Fast forward a few months. Last Monday, our internet connection broke. We weren’t able to get a technician here to fix it until Friday afternoon and so for five days, I had another [this time unplanned] internet sabbatical. The internet miraculously worked for about five minutes on Tuesday evening so I was able to read my emails, enough to see that I needed to call a couple people. And then Thursday evening, the internet again worked for a few minutes, long enough to let me read through my emails but not long enough to do anything else (such as reply to anyone, look at my Feedly feed, or check Facebook.) So it wasn’t five days of absolutely no Internet but pretty close to it.
So, what did I learn from these two internet sabbaticals?
1a. The internet sucks way more of my time out of my day than I like to admit that it does. I don’t even have the temptation of a smart phone (i.e. instant everywhere internet access) and I still was WAY more productive than I usually am. For example, the kitchen was beautifully clean all week!
1b. On the other hand, I wasn’t able to accomplish some tasks that I really needed to do – particularly related to some of my church responsibilities. It’s difficult to function when all business is conducted on the web and you’re not there.
1c. I realized that part of the “I’m more productive without the internet” story is not just the time that I waste surfing the web but also that I wasn’t quite so distracted because I didn’t have the temptation to “just check to see if I’ve gotten any email”. So I remained better focused on my task at hand.
1d. The moral of this story: I do need internet access but I also need stronger boundaries on my time as to when and how I access the resources and/or time eaters of the internet.
2. Storage on the cloud is great until you can’t access the cloud. Thankfully, we don’t use the cloud exclusively (i.e. we also save our documents and pictures to our home PC) and so I’ve been able to get to my recipes and other documents I’ve needed. I prepared for this when we went to Montana by printing out recipes I’d need and that sort of thing. But this second unplanned sabbatical would have been pretty difficult if everything was in the cloud. And last week, I did wish that I had some information that I have stored only in my email – nothing major but still annoying.

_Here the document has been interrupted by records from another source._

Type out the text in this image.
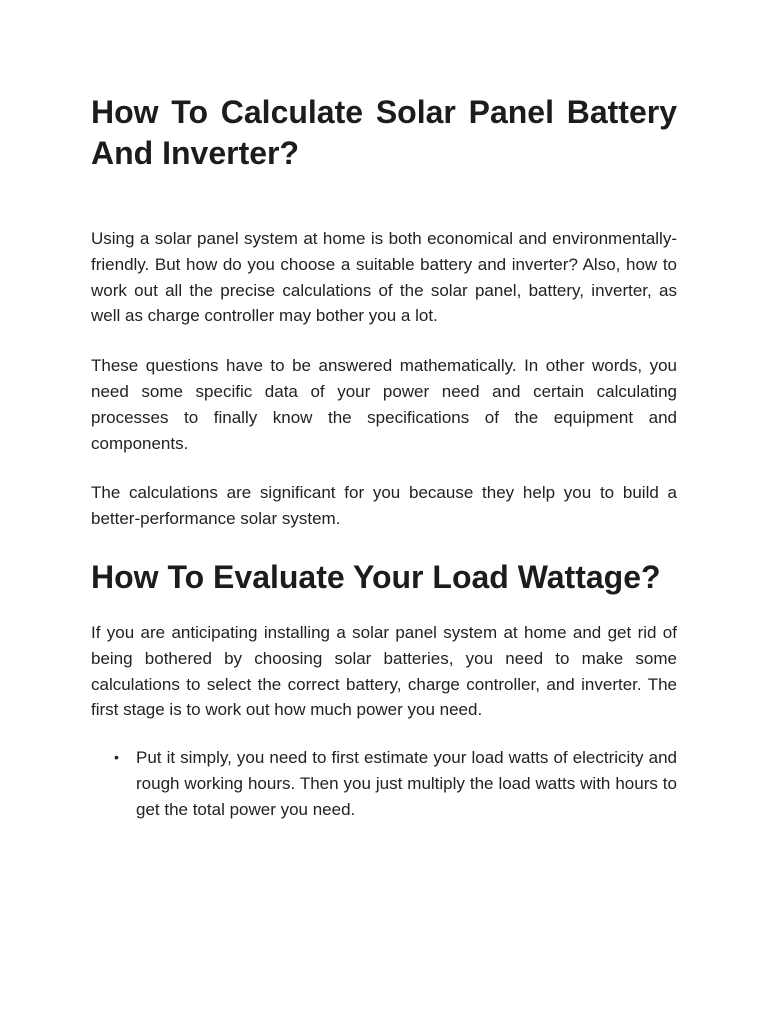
How To Calculate Solar Panel Battery And Inverter?

Using a solar panel system at home is both economical and environmentally-friendly. But how do you choose a suitable battery and inverter? Also, how to work out all the precise calculations of the solar panel, battery, inverter, as well as charge controller may bother you a lot.

These questions have to be answered mathematically. In other words, you need some specific data of your power need and certain calculating processes to finally know the specifications of the equipment and components.

The calculations are significant for you because they help you to build a better-performance solar system.

How To Evaluate Your Load Wattage?

If you are anticipating installing a solar panel system at home and get rid of being bothered by choosing solar batteries, you need to make some calculations to select the correct battery, charge controller, and inverter. The first stage is to work out how much power you need.

• Put it simply, you need to first estimate your load watts of electricity and rough working hours. Then you just multiply the load watts with hours to get the total power you need.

3. Facebook is a double-edged sword. I love Facebook for being able to keep up with my friends and ]in particular] my family who are flung far and wide. However, it’s really easy to read my family’s status updates and then feel like I know what’s going on and so not reach out to make a personal connection to them. This wasn’t a problem in Montana (since we were all together) but last week, I definitely felt pretty isolated and out of it. In either situation, I didn’t don’t do a good job of reaching out via phone to fix the disconnection problem. On the other hand, I especially have missed having Skype. My sister and I talk a lot on Skype and it’s fun for our kids to be able to see each other that way.

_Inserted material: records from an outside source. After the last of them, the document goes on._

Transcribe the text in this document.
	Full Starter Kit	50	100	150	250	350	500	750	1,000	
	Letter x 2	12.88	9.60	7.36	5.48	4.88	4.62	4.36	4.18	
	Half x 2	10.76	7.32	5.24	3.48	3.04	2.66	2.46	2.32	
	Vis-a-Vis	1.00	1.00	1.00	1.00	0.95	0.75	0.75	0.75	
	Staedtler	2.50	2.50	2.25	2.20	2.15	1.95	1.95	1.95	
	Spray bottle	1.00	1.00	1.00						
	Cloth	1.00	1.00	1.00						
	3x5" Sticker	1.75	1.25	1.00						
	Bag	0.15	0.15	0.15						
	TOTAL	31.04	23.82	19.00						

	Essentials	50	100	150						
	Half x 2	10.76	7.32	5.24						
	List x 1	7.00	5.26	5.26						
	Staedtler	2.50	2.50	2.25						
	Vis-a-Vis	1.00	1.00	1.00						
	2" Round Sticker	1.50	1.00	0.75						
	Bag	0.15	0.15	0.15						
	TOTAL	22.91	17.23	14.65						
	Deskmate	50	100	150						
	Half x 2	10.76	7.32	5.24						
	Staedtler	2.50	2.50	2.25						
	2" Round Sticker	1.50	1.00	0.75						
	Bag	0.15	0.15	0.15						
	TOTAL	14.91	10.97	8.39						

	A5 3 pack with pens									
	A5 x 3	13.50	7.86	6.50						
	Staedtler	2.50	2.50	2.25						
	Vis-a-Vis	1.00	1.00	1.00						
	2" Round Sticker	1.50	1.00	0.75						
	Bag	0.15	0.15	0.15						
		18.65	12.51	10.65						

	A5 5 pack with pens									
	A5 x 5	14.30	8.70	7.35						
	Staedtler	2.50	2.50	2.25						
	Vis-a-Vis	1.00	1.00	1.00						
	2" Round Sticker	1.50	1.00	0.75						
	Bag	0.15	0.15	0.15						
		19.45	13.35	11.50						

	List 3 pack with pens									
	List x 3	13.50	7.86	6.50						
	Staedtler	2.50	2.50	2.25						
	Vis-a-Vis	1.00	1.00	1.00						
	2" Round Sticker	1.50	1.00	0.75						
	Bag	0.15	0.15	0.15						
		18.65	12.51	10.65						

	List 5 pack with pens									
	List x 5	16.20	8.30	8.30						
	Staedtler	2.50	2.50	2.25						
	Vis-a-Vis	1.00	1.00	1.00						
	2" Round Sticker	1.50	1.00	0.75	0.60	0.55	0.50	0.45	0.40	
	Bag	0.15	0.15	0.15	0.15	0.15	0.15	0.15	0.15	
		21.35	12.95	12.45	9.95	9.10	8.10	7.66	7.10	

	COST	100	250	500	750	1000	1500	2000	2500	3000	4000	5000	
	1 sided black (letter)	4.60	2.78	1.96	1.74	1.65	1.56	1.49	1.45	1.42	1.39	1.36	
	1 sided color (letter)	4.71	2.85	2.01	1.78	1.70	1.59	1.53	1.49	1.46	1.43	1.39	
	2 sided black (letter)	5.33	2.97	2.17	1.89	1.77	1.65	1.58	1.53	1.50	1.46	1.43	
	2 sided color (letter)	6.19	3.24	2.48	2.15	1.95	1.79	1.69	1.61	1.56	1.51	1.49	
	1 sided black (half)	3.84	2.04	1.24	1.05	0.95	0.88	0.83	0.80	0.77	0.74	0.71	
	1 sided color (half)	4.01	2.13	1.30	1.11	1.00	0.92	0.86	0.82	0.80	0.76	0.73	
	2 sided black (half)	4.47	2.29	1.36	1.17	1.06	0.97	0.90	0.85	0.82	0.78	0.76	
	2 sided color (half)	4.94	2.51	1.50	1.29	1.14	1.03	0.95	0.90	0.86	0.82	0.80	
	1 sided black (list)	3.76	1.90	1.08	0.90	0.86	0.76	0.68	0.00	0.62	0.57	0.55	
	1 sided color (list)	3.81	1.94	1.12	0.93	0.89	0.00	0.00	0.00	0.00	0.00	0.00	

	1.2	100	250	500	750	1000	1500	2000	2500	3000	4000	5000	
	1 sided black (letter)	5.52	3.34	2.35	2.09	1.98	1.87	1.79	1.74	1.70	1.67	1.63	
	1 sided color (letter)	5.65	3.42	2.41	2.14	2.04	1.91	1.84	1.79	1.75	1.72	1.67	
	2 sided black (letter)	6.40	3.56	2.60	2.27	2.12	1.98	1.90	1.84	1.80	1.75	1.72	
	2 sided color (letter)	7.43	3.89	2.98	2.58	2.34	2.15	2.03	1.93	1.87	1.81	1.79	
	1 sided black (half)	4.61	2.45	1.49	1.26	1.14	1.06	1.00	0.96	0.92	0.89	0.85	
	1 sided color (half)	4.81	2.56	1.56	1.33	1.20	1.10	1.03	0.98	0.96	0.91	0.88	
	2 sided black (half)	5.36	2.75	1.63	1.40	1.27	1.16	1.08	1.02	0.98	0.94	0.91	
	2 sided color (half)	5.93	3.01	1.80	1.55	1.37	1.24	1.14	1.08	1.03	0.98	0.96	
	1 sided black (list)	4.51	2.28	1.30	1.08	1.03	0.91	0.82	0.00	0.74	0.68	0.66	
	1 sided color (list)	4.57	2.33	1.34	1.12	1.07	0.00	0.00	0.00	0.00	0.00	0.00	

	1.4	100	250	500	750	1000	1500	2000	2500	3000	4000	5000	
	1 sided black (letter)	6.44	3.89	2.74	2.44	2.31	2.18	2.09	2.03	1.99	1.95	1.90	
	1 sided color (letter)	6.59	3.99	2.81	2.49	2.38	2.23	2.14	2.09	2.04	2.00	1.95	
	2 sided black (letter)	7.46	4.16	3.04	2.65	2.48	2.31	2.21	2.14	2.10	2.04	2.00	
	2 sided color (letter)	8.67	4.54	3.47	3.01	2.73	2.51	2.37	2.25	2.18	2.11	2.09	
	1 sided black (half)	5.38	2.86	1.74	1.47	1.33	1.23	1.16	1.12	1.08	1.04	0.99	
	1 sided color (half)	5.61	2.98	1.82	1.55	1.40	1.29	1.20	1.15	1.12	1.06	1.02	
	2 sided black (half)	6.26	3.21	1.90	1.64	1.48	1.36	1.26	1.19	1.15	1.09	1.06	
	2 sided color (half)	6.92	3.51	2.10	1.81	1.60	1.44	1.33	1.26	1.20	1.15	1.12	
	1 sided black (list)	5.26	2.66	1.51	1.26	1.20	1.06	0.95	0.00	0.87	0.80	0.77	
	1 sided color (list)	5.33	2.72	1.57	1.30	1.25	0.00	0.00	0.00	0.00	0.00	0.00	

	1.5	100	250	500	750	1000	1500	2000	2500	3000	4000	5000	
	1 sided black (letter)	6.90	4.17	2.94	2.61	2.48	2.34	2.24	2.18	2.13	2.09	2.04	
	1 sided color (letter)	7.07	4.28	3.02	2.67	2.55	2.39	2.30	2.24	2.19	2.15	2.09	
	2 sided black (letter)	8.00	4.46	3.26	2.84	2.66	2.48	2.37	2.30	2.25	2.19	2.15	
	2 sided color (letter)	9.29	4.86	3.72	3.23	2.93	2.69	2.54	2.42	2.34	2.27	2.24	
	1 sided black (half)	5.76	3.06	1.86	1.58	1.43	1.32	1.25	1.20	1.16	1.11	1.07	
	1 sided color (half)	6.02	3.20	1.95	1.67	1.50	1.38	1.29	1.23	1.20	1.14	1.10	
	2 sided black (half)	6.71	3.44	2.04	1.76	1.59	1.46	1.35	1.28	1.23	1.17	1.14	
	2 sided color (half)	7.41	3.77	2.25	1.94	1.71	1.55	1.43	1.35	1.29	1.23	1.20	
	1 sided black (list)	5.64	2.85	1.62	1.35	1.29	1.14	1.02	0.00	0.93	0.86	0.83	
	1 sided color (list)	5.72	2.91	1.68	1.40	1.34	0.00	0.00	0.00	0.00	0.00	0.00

4. I’m pretty good at all or nothing boundaries but not so good at loosey-goosey ones. It’s much easier for me to say, “don’t turn on the computer until after lunch” rather than say, “I’ll turn on in the computer in the morning but I’ll only use it for a few minutes and only when the kids aren’t in the room and only if I’ve gotten everything else done that I need to do”. So primarily, I’m going to try to stick to a “no computer until quiet time” policy from now on with exceptions as needed.
Anyone else out there taken an internet sabbatical recently (intentionally or unintentionally)? How was it for you? Any lessons learned you want to share?